Jeongin bunu yapmıştı; Hyunjin için sınırlarını aşmıştı. Aşk böyle bir şeydi belki de; size baktığında gözlerinin içinin parlamasıydı, sizin için çabalamasıydı. Kalbinizi kırmamak istemesi ya da ince ayrıntıları hatırlamaktı belki de.

Eskiye dönüyorlardı şimdi; Hyunjin'in Jeongin'den hoşlandığı zamana.

Hayat daima sürprizlerle doluydu, tıpkı duygusuz olduklarını düşündükleri kalplerin şimdi birbirleri için atması gibi.

"Jeongin bu çok güzel, ama bu kadar uğraşmana gerek yoktu." diyerek gülümseyen yüzünü ona çevirmişti. "Neyse bir ara dinlersin-" diyerek arkasını dönmüştü Jeongin çünkü utanıyordu. Hyunjin'se kolundan tutarak onu kendine çekmiş ve dudaklarını onunkilere yaslamıştı.
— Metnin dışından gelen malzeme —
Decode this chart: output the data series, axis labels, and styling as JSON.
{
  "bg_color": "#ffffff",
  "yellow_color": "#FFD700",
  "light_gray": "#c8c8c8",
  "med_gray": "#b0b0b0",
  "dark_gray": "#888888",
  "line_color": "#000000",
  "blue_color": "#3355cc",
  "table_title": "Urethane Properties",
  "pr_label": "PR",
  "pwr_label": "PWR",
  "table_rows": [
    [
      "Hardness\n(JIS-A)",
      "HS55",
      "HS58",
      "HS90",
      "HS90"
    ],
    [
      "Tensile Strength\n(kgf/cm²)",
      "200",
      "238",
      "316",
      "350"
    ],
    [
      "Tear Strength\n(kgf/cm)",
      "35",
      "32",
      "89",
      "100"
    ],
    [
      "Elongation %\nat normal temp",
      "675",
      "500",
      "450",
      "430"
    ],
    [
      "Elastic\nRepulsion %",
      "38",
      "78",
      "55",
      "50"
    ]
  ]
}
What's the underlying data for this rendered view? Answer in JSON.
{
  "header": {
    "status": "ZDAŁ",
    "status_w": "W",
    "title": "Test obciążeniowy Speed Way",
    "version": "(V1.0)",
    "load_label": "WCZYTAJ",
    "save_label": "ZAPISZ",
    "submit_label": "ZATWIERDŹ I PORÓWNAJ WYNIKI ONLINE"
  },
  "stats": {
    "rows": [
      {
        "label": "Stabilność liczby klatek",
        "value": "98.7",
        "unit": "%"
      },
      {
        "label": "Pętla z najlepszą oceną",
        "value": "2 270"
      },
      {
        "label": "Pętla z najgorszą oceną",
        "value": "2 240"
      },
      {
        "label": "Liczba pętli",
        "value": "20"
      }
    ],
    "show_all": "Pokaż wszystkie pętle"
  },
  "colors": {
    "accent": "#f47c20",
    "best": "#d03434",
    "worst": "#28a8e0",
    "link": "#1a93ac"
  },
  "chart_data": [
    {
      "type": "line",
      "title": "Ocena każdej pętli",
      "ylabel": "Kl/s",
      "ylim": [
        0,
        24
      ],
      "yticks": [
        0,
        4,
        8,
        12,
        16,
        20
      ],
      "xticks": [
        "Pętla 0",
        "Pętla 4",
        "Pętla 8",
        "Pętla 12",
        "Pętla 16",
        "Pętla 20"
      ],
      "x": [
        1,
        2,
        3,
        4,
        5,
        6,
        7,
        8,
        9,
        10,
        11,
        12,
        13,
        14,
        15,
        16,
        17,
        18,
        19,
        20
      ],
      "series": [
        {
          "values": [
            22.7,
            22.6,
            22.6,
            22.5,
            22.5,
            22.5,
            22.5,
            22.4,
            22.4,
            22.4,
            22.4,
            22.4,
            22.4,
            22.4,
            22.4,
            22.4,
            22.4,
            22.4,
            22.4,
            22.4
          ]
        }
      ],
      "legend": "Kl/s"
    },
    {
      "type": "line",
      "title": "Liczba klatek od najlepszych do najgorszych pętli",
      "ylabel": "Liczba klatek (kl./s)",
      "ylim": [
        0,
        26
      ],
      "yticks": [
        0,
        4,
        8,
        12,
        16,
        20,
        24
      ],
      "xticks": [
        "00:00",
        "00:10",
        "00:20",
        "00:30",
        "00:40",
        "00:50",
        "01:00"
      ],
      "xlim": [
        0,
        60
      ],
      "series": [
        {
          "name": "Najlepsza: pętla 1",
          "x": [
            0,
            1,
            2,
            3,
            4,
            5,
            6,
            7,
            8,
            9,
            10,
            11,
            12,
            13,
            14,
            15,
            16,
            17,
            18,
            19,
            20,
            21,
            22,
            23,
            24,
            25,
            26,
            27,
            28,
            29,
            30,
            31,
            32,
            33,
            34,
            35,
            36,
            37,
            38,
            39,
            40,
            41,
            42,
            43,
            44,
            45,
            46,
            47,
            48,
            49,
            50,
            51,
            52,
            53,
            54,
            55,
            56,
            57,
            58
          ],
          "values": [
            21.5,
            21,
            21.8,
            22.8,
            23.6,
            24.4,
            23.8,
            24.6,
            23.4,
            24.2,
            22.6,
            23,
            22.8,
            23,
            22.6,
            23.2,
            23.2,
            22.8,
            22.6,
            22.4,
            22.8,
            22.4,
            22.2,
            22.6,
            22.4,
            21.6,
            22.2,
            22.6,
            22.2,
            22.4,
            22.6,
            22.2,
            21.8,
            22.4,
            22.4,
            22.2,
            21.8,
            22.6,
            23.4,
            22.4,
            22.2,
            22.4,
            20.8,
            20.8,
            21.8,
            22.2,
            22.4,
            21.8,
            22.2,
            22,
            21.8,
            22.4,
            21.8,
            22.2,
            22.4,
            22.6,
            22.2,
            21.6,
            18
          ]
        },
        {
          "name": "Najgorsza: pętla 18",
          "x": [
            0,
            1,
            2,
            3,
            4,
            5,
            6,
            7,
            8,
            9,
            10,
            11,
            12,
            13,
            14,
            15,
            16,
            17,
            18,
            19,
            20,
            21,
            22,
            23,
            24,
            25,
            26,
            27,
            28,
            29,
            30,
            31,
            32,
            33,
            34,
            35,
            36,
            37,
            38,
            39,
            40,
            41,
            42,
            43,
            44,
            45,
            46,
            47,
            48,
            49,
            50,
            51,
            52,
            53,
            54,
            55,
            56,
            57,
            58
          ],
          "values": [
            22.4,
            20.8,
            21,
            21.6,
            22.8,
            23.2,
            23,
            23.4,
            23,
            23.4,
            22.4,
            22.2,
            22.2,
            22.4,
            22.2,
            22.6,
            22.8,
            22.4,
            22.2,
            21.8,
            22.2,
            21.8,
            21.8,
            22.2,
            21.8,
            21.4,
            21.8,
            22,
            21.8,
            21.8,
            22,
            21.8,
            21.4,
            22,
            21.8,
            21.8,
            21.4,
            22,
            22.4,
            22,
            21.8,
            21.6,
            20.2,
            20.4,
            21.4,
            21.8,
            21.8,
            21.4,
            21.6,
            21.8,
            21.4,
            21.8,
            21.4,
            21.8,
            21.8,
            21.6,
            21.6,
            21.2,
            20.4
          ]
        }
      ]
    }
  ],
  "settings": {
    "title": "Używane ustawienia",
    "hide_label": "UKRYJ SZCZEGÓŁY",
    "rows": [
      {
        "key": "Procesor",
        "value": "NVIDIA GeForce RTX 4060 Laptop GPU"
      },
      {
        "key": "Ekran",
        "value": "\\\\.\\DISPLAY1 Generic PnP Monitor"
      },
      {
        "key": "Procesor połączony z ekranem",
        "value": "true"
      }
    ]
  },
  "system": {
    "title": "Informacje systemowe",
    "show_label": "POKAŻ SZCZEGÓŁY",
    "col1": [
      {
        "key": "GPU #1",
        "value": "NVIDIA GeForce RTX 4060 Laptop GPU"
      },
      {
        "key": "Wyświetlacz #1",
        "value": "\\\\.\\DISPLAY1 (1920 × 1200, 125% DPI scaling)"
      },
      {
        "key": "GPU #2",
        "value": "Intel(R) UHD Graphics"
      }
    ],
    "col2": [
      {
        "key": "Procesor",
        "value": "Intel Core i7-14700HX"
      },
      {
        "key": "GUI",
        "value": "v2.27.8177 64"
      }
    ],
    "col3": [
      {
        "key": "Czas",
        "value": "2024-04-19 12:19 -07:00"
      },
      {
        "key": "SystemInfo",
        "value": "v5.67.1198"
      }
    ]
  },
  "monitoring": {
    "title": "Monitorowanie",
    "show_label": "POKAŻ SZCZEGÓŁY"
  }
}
Onun pembe dudaklarını emiyor, ellerini utangaç yüzünde dolaştırıyordu. Bir eli belinde, bir eli ise ensesindeyken nefes almak için çekilmiş ve alnını alnına yaslayıp gülümsemişti.

Jeongin onu ilk kez bu kadar mutlu görüyordu. Çocuksu bir mutluluktaydı Hyunjin, gözlerinin içi gülüyordu. Yerinde duramıyor gibiydi, çok heyecanlıydı.

"Seni sevdiğim için çok şanslıyım." dediğinde Jeongin gözlerinin içine baktı. Gerçekten öyle miydi? Ona olan duygularından utanmıyor muydu artık?

Jeongin gülerek onu öpmüş ve aynı hızla geri çekilmişti.

"Bu gece sende kalacağım." diyerek arkasını dönmüş ve yürümeye başlamıştı. "Asıl hediyeyi o zaman veririm!" Hyunjin de gülerken arkaya koyduğu kutuyu düzgünce kapatarak onun ardından çıkmış ve Jeongin'i kolunun altıa çekmişti.

Mutluydu.

Jeoginle, Jeongin sayesinde mutluydu.